More reading. “What I am calling ‘vulgar appropriationism’ is this,” writes Steven Shaviro: “the way in which pop/commercial media today often appropriate formal structures from more-or-less ‘high art,’ or even avant-garde art, of the 20th century, and use them in ways that negates the aesthetic or conceptual radicality of those structures.”
“Where exactly can one draw clear lines between narrative and excess?” asks Peter Labuza. “If excess is defined when a cinematic element no longer serves a purpose for the narrative, what purpose does it serve?” Peter follows this essay on his “core beliefs about the possibilities of cinema, cinephilia, post-60s film theory, digital indexicality, and more” with a quicker entry on the opening shot of Béla Tarr‘s The Man from London (2007).
Also via Movie City News, the Toronto Star‘s Peter Howell has taken notes on the lengthy Q&A’s Leos Carax has given during the TIFF retrospective, notes on the persistence of cinema (“It’s always trying to reinvent itself”), working with Denis Lavant, his references to other films, and the reactions he’s had to Holy Motors.
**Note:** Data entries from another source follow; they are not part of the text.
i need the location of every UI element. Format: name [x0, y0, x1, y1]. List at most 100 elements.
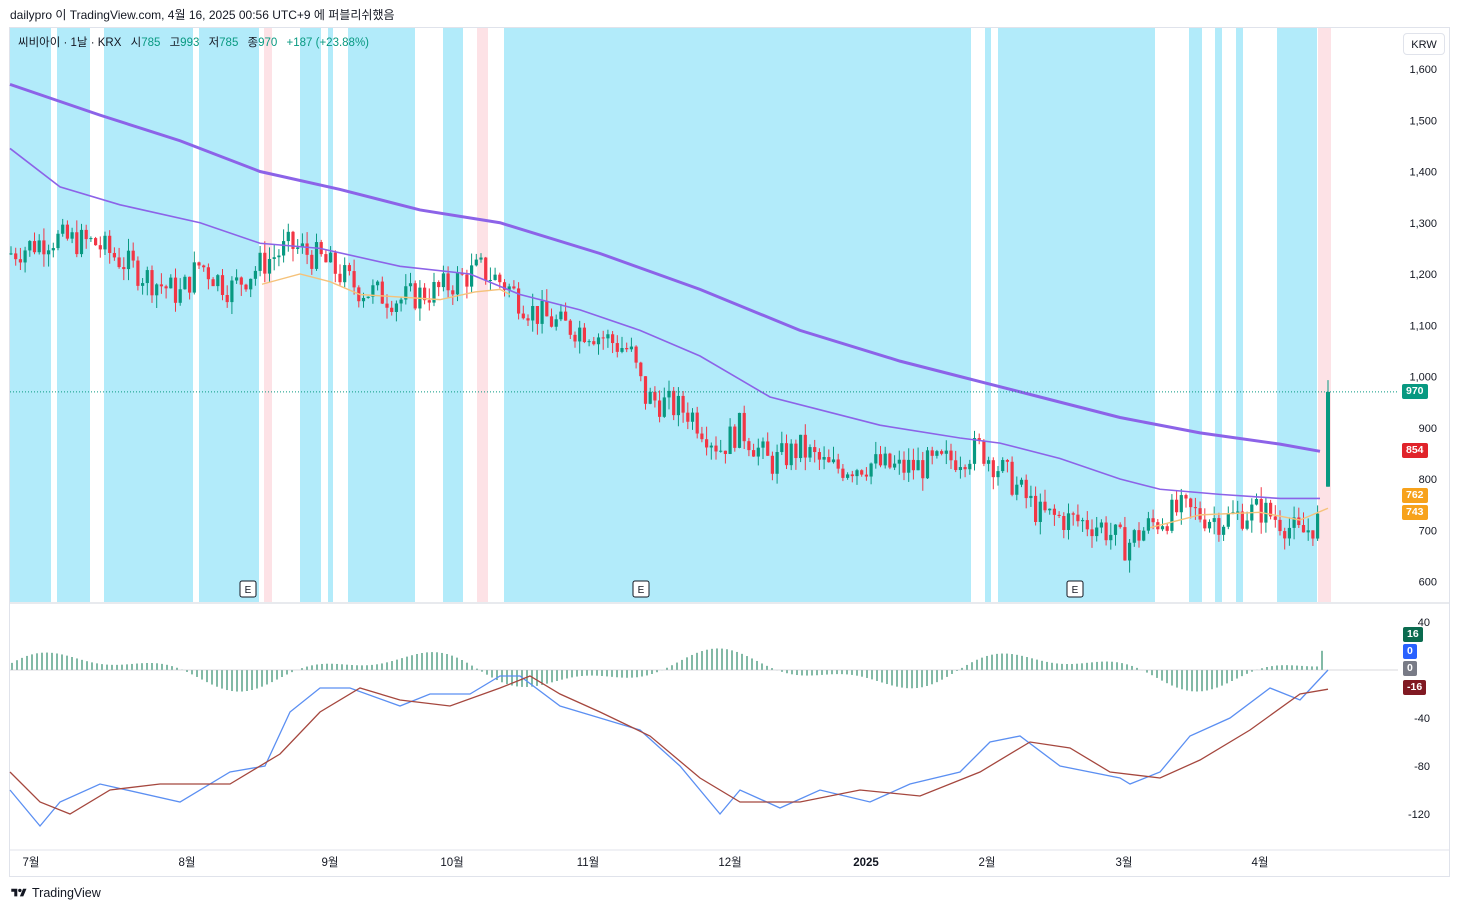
candle	[484, 257, 488, 281]
candle	[1109, 534, 1113, 541]
candle	[676, 395, 680, 416]
candle	[1132, 530, 1136, 543]
candle	[554, 319, 558, 327]
band-bullish	[348, 28, 415, 602]
candle	[488, 279, 492, 281]
candle	[1099, 522, 1103, 528]
candle	[1292, 517, 1296, 528]
time-axis-label: 3월	[1116, 856, 1133, 869]
candle	[1034, 495, 1038, 522]
candle	[930, 450, 934, 456]
symbol-legend[interactable]: 씨비아이 · 1날 · KRX 시785 고993 저785 종970 +187…	[18, 34, 369, 50]
band-bullish	[300, 28, 321, 602]
candle	[1170, 499, 1174, 531]
candle	[625, 347, 629, 350]
earnings-badge	[239, 580, 257, 598]
candle	[700, 433, 704, 440]
candle	[432, 281, 436, 303]
candle	[972, 438, 977, 464]
candle	[549, 316, 554, 327]
band-bullish	[104, 28, 193, 602]
candle	[911, 459, 915, 471]
candle	[324, 254, 328, 263]
candle	[108, 235, 112, 253]
candle	[131, 250, 135, 261]
candle	[1005, 460, 1009, 462]
candle	[75, 232, 79, 255]
oscillator-fast-line	[9, 669, 1329, 828]
band-bullish	[328, 28, 333, 602]
earnings-marker: E	[1066, 580, 1084, 598]
candle	[968, 463, 972, 470]
candle	[455, 272, 460, 295]
signal-bands	[10, 28, 1331, 602]
candle	[709, 445, 713, 448]
candle	[878, 454, 883, 466]
candle	[606, 334, 610, 339]
candle	[253, 270, 257, 279]
candle	[752, 450, 756, 457]
footer-brand[interactable]: TradingView	[10, 886, 101, 900]
candle	[1024, 479, 1028, 499]
candle	[601, 337, 605, 339]
candle	[42, 240, 46, 255]
oscillator-axis-label: -40	[1414, 713, 1430, 725]
earnings-badge	[632, 580, 650, 598]
band-bullish	[443, 28, 463, 602]
candle	[841, 468, 845, 478]
footer-brand-label: TradingView	[32, 886, 101, 900]
candle	[1085, 520, 1089, 530]
candle	[103, 235, 107, 250]
candle	[1076, 514, 1080, 522]
oscillator-slow-line	[9, 675, 1329, 815]
candle	[864, 474, 868, 477]
candle	[1326, 391, 1330, 487]
earnings-marker: E	[239, 580, 257, 598]
candle	[56, 233, 60, 249]
currency-button[interactable]: KRW	[1403, 33, 1445, 55]
candle	[235, 277, 239, 281]
candle	[535, 306, 539, 324]
ma-short-line	[261, 273, 511, 301]
candle	[1264, 502, 1268, 523]
candle	[893, 463, 897, 468]
candle	[136, 260, 140, 286]
candle	[526, 318, 530, 321]
candle	[629, 346, 633, 350]
candle	[1203, 519, 1207, 529]
candle	[987, 460, 991, 464]
change-value: +187 (+23.88%)	[286, 37, 370, 49]
candle	[1081, 520, 1085, 522]
candle	[122, 267, 126, 270]
candle	[352, 271, 356, 288]
candle	[225, 294, 229, 303]
candle	[173, 277, 178, 303]
candle	[521, 313, 525, 319]
candle	[1240, 511, 1244, 529]
candle	[846, 474, 850, 478]
band-bullish	[985, 28, 991, 602]
price-axis-label: 1,500	[1409, 115, 1437, 127]
close-label: 종	[247, 37, 259, 49]
candle	[897, 459, 901, 464]
candle	[747, 441, 751, 451]
candle	[1198, 508, 1202, 520]
candle	[517, 288, 521, 314]
earnings-label: E	[245, 585, 252, 596]
band-bullish	[10, 28, 51, 602]
candle	[23, 250, 27, 263]
candle	[399, 299, 403, 304]
candle	[51, 248, 55, 251]
earnings-label: E	[638, 585, 645, 596]
candle	[1283, 531, 1287, 539]
candle	[733, 426, 737, 448]
candle	[1137, 530, 1141, 541]
candle	[423, 287, 427, 301]
candle	[1151, 518, 1155, 523]
oscillator-tag: 16	[1403, 627, 1423, 642]
candle	[94, 238, 98, 246]
low-label: 저	[208, 37, 220, 49]
band-bullish	[504, 28, 971, 602]
candle	[794, 443, 798, 459]
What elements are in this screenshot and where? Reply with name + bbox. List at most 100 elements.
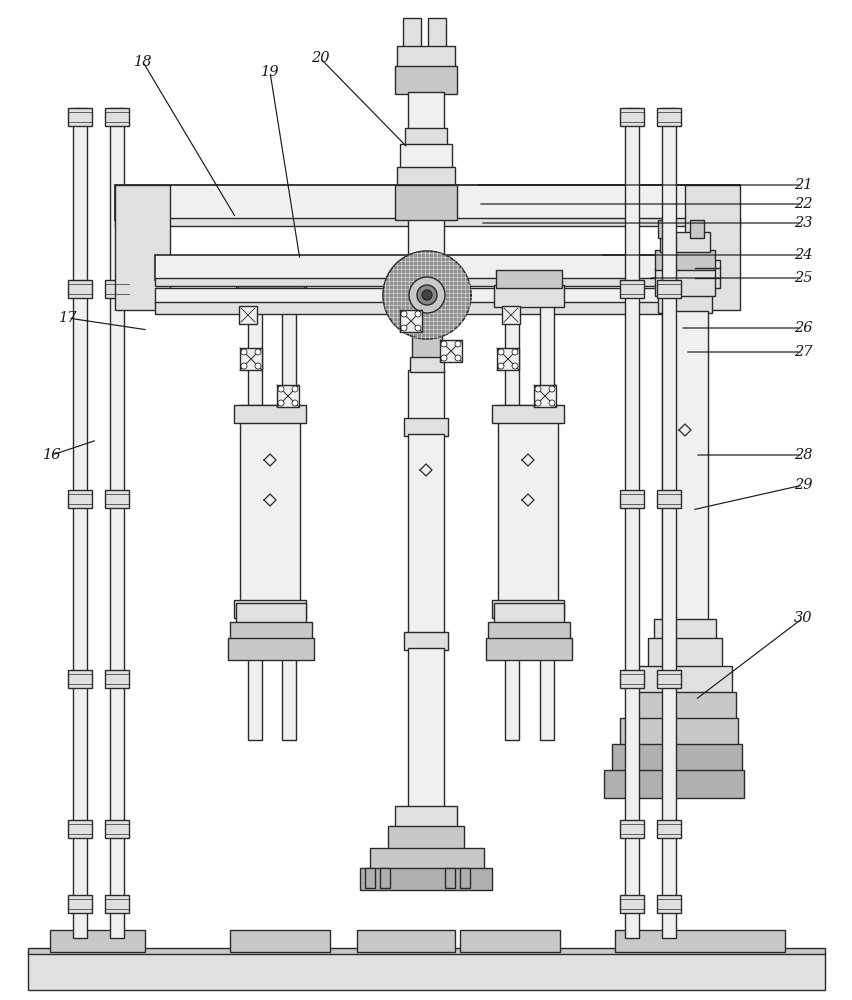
Bar [486,638,572,660]
Bar [656,895,680,913]
Bar [105,670,129,688]
Text: 16: 16 [43,448,61,462]
Bar [233,405,306,423]
Circle shape [408,277,445,313]
Bar [407,370,444,420]
Bar [105,820,129,838]
Bar [238,270,303,288]
Bar [68,670,92,688]
Circle shape [255,363,261,369]
Bar [115,218,740,226]
Bar [239,348,262,370]
Bar [405,128,446,146]
Circle shape [278,400,284,406]
Circle shape [440,355,446,361]
Bar [656,820,680,838]
Bar [487,622,569,640]
Bar [619,108,643,126]
Bar [68,820,92,838]
Bar [502,306,520,324]
Bar [115,185,740,220]
Text: 19: 19 [261,65,279,79]
Bar [440,340,462,362]
Bar [360,868,492,890]
Circle shape [498,363,504,369]
Circle shape [534,386,540,392]
Bar [155,278,699,286]
Bar [619,718,737,746]
Bar [400,310,422,332]
Bar [105,108,129,126]
Bar [694,260,719,288]
Bar [539,290,553,740]
Bar [394,806,457,828]
Circle shape [511,363,517,369]
Bar [614,930,784,952]
Bar [105,895,129,913]
Circle shape [241,349,247,355]
Circle shape [415,311,421,317]
Bar [239,405,300,605]
Circle shape [511,349,517,355]
Bar [603,770,743,798]
Bar [230,930,330,952]
Bar [68,490,92,508]
Bar [504,290,518,740]
Bar [407,434,444,634]
Circle shape [400,325,406,331]
Bar [627,692,735,720]
Text: 24: 24 [793,248,811,262]
Bar [445,868,454,888]
Bar [656,670,680,688]
Bar [407,92,444,130]
Bar [653,619,715,639]
Circle shape [278,386,284,392]
Bar [459,930,560,952]
Bar [115,185,170,310]
Bar [636,666,731,694]
Bar [407,648,444,808]
Bar [236,285,306,307]
Circle shape [440,341,446,347]
Circle shape [291,400,297,406]
Circle shape [454,341,460,347]
Bar [619,820,643,838]
Text: 25: 25 [793,271,811,285]
Text: 26: 26 [793,321,811,335]
Text: 29: 29 [793,478,811,492]
Text: 28: 28 [793,448,811,462]
Bar [657,295,711,313]
Bar [155,255,699,280]
Bar [493,285,563,307]
Bar [648,638,721,668]
Bar [654,268,714,296]
Bar [394,66,457,94]
Bar [28,948,824,954]
Bar [282,290,296,740]
Text: 22: 22 [793,197,811,211]
Text: 20: 20 [310,51,329,65]
Bar [661,108,675,938]
Text: 17: 17 [59,311,78,325]
Bar [357,930,454,952]
Bar [394,185,457,220]
Bar [625,108,638,938]
Bar [277,385,299,407]
Bar [533,385,556,407]
Bar [656,280,680,298]
Bar [656,490,680,508]
Bar [155,302,699,314]
Text: 23: 23 [793,216,811,230]
Bar [239,306,256,324]
Bar [498,405,557,605]
Bar [105,280,129,298]
Bar [400,144,452,169]
Bar [396,46,454,68]
Bar [68,280,92,298]
Bar [73,108,87,938]
Circle shape [241,363,247,369]
Bar [493,603,563,625]
Bar [68,895,92,913]
Bar [661,311,707,621]
Circle shape [549,386,555,392]
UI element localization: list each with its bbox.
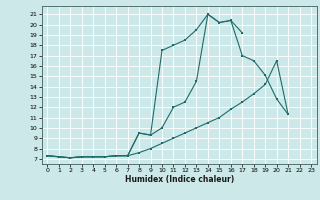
X-axis label: Humidex (Indice chaleur): Humidex (Indice chaleur) <box>124 175 234 184</box>
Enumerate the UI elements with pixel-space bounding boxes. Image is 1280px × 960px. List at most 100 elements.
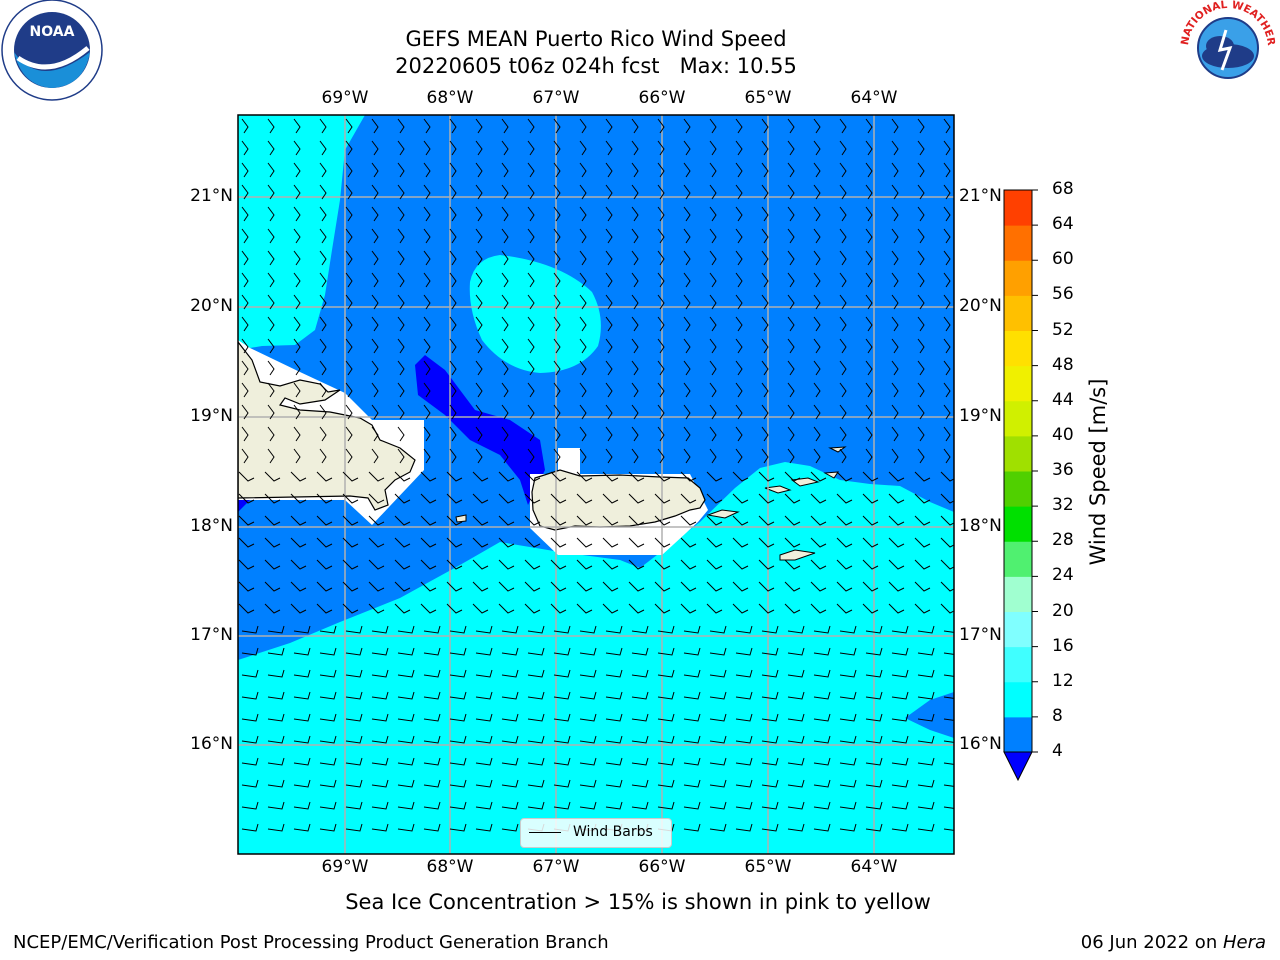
lat-label-left-2: 19°N — [190, 406, 233, 426]
wind-barb — [342, 603, 359, 614]
wind-barb — [657, 250, 665, 266]
wind-barb — [891, 757, 909, 766]
wind-barb — [683, 250, 691, 266]
wind-barb — [865, 382, 873, 398]
wind-barb — [813, 360, 821, 376]
wind-barb — [758, 471, 775, 482]
wind-barb — [371, 118, 379, 134]
wind-barb — [787, 316, 795, 332]
wind-barb — [605, 360, 613, 376]
wind-barb — [264, 493, 281, 504]
wind-barb — [449, 382, 457, 398]
wind-barb — [735, 184, 743, 200]
wind-barb — [579, 140, 587, 156]
wind-barb — [940, 493, 954, 504]
wind-barb — [709, 404, 717, 420]
wind-barb — [371, 382, 379, 398]
wind-barb — [917, 691, 935, 700]
wind-barb — [579, 691, 597, 700]
wind-barb — [680, 515, 697, 526]
wind-barb — [241, 206, 249, 222]
wind-barb — [654, 581, 671, 592]
lat-label-left-5: 16°N — [190, 734, 233, 754]
wind-barb — [657, 801, 675, 810]
wind-barb — [631, 426, 639, 442]
wind-barb — [475, 382, 483, 398]
wind-barb — [839, 382, 847, 398]
wind-barb — [238, 559, 255, 570]
wind-barb — [683, 162, 691, 178]
wind-barb — [943, 718, 954, 721]
wind-barb — [654, 493, 671, 504]
wind-barb — [527, 448, 535, 464]
wind-barb — [394, 603, 411, 614]
wind-barb — [839, 184, 847, 200]
wind-barb — [293, 779, 311, 788]
wind-barb — [709, 426, 717, 442]
wind-barb — [628, 515, 645, 526]
wind-barb — [888, 559, 905, 570]
wind-barb — [449, 250, 457, 266]
wind-barb — [524, 581, 541, 592]
wind-barb — [345, 360, 353, 376]
wind-barb — [761, 448, 769, 464]
wind-barb — [683, 801, 701, 810]
wind-barb — [553, 316, 561, 332]
wind-barb — [787, 823, 805, 832]
wind-barb — [475, 757, 493, 766]
wind-barb — [839, 426, 847, 442]
lat-label-left-4: 17°N — [190, 625, 233, 645]
colorbar-band — [1004, 260, 1032, 296]
wind-barb — [605, 294, 613, 310]
wind-barb — [553, 448, 561, 464]
wind-barb — [709, 140, 717, 156]
wind-barb — [423, 382, 431, 398]
wind-barb — [368, 515, 385, 526]
wind-barb — [553, 140, 561, 156]
lat-label-right-2: 19°N — [959, 406, 1002, 426]
wind-barb — [241, 382, 249, 398]
wind-barb — [605, 647, 623, 656]
wind-barb — [761, 404, 769, 420]
wind-barb — [241, 691, 259, 700]
wind-barb — [579, 118, 587, 134]
wind-barb — [501, 779, 519, 788]
wind-barb — [553, 294, 561, 310]
wind-barb — [917, 118, 925, 134]
wind-barb — [761, 382, 769, 398]
wind-barb — [579, 162, 587, 178]
wind-barb — [319, 823, 337, 832]
wind-barb — [579, 250, 587, 266]
wind-barb — [683, 691, 701, 700]
wind-barb — [709, 162, 717, 178]
wind-barb — [449, 779, 467, 788]
wind-barb — [293, 228, 301, 244]
wind-barb — [397, 360, 405, 376]
map-frame — [238, 115, 954, 854]
wind-barb — [498, 559, 515, 570]
wind-barb — [345, 779, 363, 788]
wind-barb — [943, 140, 951, 156]
wind-barb — [813, 382, 821, 398]
wind-barb — [449, 823, 467, 832]
wind-barb — [241, 823, 259, 832]
wind-barb — [524, 471, 541, 482]
wind-barb — [576, 537, 593, 548]
chart-subtitle: 20220605 t06z 024h fcst Max: 10.55 — [395, 54, 797, 78]
wind-barb — [735, 625, 753, 634]
wind-barb — [371, 801, 389, 810]
legend-line-swatch — [529, 832, 561, 833]
wind-barb — [524, 537, 541, 548]
wind-barb — [940, 603, 954, 614]
wind-barb — [579, 735, 597, 744]
wind-barb — [316, 493, 333, 504]
wind-band-below-4-west — [238, 500, 250, 512]
wind-barb — [293, 140, 301, 156]
wind-barb — [813, 294, 821, 310]
wind-barb — [735, 735, 753, 744]
wind-barb — [683, 625, 701, 634]
wind-barb — [397, 669, 415, 678]
wind-barb — [865, 162, 873, 178]
wind-barb — [397, 206, 405, 222]
colorbar-band — [1004, 400, 1032, 437]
In Broad Daylight: Movies and Spectators After the Cinema is a book that won’t leave Wheeler Winston Dixon alone. He’s written a second review, this one for Film International. “In short, the more that [Gabriele] Pedullà keeps arguing that the cinema is dead to theatrical spectators, the more the medium itself fights back… And yet, there is truth to Pedullà’s repeated—and the book as a whole is often repetitive—assertion that what we call a ‘movie’ is undergoing a radical transformation in both form and content.”
Olive Films’ release of Betty Boop: Essential Collection Vol. 1 has prompted Dave Kehr to look back in the New York Times on the Fleischer Brothers’ character who always “seems unaware of the erotic spell she casts on the anthropomorphic world around her.”
“Will James Franco please stop?” begs Los Angeles Times book critic David L. Ulin.
New York. Wayne Koestenbaum has a new book out, My 1980s & Other Essays, and you can spend an evening with him tomorrow. Light Industry‘s posted his program notes: Start with Judy Garland…. End with Susan Sontag, or Warhol’s two screen tests of her elliptical allure.”
Los Angeles. Werner Herzog’s installation Hearsay of the Soul is on view at the Getty through January 19, and for Special Affects, Jordan Schonig argues that it “should be given our sincere attention, less as a celebrated artistic debut than as a window into the mind of an enigmatic filmmaker.” Meantime, we carry on updating our entry on “Herzog Season.”
In the works. “Rio de Janeiro’s mayor says he’ll pay ‘whatever it takes’ to get Woody Allen to set one of his films in the seaside city,” reports the Guardian‘s Catherine Shoard.
Joseph Kosinski (TRON: Legacy, Oblivion) will direct the new Twilight Zone movie. At Movies.com, Peter Hall‘s looking on the bright side.
Listening. Catherine Grant gathers links to “Film and Media Studies Podcasts Galore!”
Obit. “I have just learned of the death today of legendary Italian film producer Luciano Martino, the brother of director Sergio Martino, at the age of 80,” writes Tim Lucas. “Simply put, the Golden Age of Italian Fantasy would have been no more than an aberration without his financial support and encouragement of this man.”